Bir başka konu, özerk denilen federasyonların sürekli devletten aldıkları bütçelerle faaliyetlerini yürütüyor oluşudur. Özerk federasyonlar, özerkliği, devletin verdiği bütçeyi özerk bir şekilde harcamak şeklinde düşünüyor. Kuşkusuz az sayıda kulübü ve sporcusu bulunan sporlarda destek alınmasını pozitif şekilde değerlendirmek gerekir. Ama yıllarca özerk görünen ve hala devletten sıkı bütçeler alan federasyonların varlığını biliyoruz. Özerk federasyonlar kendi gelirlerini kendileri temin etmelidirler. 1938 yılından bu yana devlet desteği ile geldiğimiz nokta burasıdır. Bir ölçüt aranıyorsa yaz olimpik oyunlarında aldığımız madalya sayısına bakılmalıdır.
Gelelim bilim tarafına.. Her iki taraf birbirinden destek almaktan ısrarla kaçıyor.
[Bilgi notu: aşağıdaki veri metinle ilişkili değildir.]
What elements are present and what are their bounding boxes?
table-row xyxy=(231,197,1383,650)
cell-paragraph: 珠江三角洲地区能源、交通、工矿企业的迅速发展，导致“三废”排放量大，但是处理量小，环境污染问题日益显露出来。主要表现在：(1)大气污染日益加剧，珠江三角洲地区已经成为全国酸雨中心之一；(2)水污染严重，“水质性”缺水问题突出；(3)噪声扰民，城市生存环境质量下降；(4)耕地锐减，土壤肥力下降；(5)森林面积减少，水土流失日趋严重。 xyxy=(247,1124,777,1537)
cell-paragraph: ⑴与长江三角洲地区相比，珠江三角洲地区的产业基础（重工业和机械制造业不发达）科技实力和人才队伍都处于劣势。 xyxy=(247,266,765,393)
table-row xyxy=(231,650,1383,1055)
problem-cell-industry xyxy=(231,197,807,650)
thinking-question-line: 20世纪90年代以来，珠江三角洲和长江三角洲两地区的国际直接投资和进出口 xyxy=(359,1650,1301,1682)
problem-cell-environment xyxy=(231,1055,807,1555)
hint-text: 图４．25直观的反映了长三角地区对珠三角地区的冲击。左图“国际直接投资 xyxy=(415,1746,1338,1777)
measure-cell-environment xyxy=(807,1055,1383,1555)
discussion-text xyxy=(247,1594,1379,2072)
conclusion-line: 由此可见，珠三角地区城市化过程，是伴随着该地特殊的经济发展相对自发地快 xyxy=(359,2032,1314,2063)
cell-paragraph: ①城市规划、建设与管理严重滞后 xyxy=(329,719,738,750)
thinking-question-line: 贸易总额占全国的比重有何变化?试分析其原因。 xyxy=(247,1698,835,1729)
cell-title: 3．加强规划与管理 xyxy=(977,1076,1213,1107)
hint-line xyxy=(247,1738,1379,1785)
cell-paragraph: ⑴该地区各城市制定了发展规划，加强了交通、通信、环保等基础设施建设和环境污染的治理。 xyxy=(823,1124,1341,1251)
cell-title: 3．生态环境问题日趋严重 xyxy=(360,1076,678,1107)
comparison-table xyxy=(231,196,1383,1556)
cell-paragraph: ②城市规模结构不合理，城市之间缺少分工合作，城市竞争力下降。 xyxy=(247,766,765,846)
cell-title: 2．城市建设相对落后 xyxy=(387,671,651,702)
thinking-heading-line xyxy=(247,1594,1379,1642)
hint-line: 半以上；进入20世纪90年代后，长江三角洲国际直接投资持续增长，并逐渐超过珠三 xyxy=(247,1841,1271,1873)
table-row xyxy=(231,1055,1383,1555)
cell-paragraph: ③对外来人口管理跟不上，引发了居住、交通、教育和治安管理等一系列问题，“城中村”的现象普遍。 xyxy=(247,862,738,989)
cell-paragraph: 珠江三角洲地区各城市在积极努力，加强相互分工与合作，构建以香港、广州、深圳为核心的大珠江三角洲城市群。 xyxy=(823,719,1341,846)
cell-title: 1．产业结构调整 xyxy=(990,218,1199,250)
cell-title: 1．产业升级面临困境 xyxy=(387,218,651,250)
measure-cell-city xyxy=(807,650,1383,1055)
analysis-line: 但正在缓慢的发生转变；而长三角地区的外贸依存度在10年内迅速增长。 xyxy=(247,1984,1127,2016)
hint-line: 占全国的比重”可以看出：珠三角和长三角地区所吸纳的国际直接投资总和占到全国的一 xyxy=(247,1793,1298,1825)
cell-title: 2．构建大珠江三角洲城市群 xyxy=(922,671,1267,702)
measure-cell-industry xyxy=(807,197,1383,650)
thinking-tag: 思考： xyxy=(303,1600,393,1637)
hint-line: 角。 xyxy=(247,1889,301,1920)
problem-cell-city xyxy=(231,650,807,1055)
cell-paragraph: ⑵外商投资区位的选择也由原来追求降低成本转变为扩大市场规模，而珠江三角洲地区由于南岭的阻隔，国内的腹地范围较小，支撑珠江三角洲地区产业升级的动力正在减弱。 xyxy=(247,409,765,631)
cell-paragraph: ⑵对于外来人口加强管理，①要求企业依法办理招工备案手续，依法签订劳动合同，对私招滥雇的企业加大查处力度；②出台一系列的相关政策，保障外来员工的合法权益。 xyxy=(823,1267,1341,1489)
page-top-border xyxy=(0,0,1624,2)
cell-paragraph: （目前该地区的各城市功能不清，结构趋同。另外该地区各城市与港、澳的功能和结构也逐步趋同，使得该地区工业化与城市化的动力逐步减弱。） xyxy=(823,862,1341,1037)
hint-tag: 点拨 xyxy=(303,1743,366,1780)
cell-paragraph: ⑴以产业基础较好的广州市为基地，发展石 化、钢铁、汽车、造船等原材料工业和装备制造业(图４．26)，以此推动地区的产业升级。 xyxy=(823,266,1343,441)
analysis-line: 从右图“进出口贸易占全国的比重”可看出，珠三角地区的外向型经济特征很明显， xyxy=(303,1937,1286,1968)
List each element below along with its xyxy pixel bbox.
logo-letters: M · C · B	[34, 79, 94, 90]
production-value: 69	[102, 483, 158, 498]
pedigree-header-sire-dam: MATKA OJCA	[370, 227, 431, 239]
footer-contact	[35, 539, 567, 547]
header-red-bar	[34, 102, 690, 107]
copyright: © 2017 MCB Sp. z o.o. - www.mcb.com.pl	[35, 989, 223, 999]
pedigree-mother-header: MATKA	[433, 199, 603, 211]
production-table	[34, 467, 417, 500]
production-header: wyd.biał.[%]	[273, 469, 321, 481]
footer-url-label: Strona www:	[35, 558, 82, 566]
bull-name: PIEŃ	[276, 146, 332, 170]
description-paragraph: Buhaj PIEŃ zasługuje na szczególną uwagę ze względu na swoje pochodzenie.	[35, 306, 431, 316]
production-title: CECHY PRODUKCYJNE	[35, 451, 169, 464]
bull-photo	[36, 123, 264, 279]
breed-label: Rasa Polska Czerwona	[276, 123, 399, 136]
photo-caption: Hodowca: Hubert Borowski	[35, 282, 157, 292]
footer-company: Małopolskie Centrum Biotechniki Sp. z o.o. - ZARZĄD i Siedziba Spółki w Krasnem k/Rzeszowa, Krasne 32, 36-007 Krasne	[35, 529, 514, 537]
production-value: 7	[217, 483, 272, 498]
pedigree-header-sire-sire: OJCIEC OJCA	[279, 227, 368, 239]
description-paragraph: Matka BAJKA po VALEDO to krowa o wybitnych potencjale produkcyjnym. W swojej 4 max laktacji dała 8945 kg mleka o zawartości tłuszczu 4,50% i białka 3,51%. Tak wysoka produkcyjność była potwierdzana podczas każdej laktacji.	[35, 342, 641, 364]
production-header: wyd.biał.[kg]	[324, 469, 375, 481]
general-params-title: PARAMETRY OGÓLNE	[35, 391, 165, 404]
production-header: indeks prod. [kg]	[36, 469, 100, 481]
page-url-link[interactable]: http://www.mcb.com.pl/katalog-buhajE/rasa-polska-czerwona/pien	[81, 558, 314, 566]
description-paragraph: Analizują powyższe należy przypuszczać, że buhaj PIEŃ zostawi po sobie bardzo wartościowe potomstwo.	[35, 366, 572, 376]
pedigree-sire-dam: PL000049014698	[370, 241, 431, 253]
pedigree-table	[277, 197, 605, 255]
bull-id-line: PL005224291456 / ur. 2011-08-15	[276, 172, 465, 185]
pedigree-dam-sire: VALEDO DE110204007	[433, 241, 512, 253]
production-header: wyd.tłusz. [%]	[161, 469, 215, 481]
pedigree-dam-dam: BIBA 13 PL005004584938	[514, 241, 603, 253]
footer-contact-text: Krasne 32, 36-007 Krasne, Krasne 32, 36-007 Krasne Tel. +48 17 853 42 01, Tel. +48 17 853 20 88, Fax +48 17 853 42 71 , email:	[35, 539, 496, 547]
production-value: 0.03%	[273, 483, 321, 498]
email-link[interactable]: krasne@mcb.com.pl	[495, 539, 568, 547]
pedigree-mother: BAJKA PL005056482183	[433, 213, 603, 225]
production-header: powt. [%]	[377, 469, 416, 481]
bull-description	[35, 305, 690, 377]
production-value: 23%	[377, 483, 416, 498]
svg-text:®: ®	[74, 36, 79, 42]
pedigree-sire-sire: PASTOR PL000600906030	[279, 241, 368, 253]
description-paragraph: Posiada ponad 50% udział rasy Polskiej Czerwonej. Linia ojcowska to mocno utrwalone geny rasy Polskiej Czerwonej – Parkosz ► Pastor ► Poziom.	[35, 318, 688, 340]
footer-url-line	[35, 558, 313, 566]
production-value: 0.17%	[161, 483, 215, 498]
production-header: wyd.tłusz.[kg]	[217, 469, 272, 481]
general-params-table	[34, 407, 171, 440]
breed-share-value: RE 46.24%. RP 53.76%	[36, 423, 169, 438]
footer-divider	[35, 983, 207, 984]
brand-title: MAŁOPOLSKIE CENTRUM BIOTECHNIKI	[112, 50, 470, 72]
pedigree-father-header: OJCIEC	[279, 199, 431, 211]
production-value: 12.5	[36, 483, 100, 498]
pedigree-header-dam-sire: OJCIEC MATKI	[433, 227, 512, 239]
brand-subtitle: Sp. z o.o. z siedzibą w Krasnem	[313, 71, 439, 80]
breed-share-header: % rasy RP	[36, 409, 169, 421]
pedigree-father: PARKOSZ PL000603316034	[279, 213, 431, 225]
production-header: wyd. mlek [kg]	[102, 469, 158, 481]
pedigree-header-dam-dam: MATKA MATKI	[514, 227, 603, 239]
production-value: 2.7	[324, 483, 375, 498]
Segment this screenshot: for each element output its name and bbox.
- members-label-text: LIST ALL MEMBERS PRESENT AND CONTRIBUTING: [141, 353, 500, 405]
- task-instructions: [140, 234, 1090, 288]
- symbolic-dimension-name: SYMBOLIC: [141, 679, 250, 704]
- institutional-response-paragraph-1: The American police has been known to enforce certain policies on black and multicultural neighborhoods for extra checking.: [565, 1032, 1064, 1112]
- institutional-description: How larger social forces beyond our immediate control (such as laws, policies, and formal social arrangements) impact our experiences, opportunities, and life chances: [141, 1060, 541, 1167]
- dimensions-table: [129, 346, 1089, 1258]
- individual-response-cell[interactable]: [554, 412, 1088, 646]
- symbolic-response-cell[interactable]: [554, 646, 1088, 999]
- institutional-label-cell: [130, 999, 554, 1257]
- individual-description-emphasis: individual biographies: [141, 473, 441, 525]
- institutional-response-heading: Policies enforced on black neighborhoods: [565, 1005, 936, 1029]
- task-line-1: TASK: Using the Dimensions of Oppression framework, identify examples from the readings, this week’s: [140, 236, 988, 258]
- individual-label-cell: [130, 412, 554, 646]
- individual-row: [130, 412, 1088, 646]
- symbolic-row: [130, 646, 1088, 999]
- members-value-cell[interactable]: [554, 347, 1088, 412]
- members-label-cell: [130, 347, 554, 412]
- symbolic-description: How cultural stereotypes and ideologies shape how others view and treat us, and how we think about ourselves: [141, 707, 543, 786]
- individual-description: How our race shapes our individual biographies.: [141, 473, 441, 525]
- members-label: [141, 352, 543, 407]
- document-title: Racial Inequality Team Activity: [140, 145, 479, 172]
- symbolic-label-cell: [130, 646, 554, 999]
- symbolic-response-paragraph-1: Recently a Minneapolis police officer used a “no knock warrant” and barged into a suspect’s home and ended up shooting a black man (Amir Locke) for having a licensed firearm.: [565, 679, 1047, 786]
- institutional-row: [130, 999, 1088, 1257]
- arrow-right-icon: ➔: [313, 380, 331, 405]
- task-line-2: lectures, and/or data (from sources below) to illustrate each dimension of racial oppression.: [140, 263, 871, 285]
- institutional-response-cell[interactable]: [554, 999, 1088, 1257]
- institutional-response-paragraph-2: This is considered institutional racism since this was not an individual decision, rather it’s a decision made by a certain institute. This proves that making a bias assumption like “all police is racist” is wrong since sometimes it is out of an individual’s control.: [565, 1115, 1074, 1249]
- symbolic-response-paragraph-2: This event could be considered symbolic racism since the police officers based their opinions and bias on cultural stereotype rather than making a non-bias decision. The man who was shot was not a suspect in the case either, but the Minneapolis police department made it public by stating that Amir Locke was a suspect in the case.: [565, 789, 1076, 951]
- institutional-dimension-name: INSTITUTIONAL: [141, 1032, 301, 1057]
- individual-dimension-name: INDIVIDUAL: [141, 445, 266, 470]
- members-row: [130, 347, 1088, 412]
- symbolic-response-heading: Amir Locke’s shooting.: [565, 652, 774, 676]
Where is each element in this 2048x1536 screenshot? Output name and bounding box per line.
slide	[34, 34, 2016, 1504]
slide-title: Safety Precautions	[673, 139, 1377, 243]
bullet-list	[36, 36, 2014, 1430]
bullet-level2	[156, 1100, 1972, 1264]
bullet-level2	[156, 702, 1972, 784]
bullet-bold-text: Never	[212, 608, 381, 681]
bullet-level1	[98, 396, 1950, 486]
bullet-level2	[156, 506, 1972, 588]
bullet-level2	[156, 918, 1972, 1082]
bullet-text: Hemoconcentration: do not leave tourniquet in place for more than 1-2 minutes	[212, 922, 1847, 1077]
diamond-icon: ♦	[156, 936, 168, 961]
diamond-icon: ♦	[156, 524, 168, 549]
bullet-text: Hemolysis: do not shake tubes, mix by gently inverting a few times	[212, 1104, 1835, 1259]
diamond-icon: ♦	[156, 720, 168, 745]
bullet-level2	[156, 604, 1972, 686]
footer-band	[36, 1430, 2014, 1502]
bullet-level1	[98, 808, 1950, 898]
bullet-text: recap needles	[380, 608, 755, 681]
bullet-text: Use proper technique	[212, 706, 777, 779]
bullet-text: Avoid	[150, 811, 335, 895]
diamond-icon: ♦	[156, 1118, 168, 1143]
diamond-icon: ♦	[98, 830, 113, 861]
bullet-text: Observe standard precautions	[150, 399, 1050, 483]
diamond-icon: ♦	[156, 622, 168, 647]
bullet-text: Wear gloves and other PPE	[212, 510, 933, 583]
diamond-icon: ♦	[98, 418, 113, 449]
Akademik taraftakiler bu işleri akademik kaygılarla yapıyorlar. Yapılan araştırmalarda ortaya çıkan bilgiler uygulamada kullanılma şansını neredeyse hiç bulmuyor. Keza uygulamadakiler, spor bilimleri ne yapıyor, benim sporumla ilgili gelişmeler nelerdir, hangilerini ben kendi sporumda kullanabilirim sorusuna hiç başvurmuyorlar.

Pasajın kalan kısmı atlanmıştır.